“Terrible.”
“Bingo.”
“I’m sure the police will understand. I don’t think you’ll go to jail or anything.”
“Dan, I don’t want to talk about it.”
“Sure, I understand.”
More silence.
“Bye,” Selina says.
“Bye,” Dan says.
Selina puts the phone back in her pocket. She slowly gets to her feet. Makes sure not to look at Jonas as she passes by him. But as she stops by the door, she can’t help but look back one last time.
Now she can see his face. His eyes are closed. The bag is full of moisture, and the droplets are clinging to his face like tears. His mouth is open.
Selina squeezes her lips together. She can’t leave him like this, she just can’t. Tied down and like an animal. She goes back and is just about to untie the laces, but then hesitates.
No. This is always how it happens in the movies. That final, stupid mistake.
She doesn’t believe Jonas will reawaken. She’s sure he really is dead. But she still can’t bring herself to untie him. Her instincts tell her not to.
At least the bag, then. Just so he doesn’t get found like this.
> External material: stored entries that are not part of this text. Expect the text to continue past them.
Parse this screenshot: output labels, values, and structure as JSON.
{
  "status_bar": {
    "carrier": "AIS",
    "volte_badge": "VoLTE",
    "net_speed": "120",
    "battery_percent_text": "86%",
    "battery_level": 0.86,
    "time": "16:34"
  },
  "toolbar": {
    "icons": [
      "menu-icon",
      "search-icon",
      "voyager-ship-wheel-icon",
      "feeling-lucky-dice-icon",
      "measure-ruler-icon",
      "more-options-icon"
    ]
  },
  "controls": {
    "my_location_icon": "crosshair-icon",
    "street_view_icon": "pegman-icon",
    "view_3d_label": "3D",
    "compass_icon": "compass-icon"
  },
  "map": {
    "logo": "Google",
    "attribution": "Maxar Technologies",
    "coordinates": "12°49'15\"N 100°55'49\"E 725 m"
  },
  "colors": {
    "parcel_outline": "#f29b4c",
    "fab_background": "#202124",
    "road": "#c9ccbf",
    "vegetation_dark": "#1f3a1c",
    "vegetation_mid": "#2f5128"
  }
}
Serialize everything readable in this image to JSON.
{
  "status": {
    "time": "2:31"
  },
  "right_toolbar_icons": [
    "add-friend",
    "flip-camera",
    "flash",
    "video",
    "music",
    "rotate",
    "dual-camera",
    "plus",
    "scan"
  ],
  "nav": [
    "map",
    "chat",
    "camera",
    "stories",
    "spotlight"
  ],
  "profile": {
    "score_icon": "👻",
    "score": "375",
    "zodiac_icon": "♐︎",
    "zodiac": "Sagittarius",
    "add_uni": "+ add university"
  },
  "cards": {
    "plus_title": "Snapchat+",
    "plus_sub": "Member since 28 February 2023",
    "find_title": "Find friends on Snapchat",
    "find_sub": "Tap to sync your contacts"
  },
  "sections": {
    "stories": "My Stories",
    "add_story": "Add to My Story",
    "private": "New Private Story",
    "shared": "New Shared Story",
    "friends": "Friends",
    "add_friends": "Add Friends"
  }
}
Selina carefully grips one corner of the bag with two fingers and lifts it up. It sticks a little to his head, so for a brief second his face is hidden from view. When the bag comes off and she can once again see his eyes, they are open.
Selina freezes in the middle of the movement. She’s too shocked to react; she just stares dumbly into Jonas’s irises, which are no longer blue, but milky white, as her exhausted brain struggles to understand what she sees.
She has no time to pull back when Jonas opens his mouth with a primal grunt, lunges forward and bites down over her fingers.
At first, Selina’s scream is pure surprise. But as Jonas bites down even harder and she hears the bones in her fingers splinter, the scream changes to one of pain.
EIGHTEEN
Dan puts down his phone and lies back down onto his bed.
It’s over. It’s finally over. This time, it’s for real.
He sighs deeply. It’s just past nine o’clock, and he has now officially been awake for thirty-seven hours. That’s a whole workweek. And it feels like it, too. His eyes are stinging, his muscles aching with exhaustion.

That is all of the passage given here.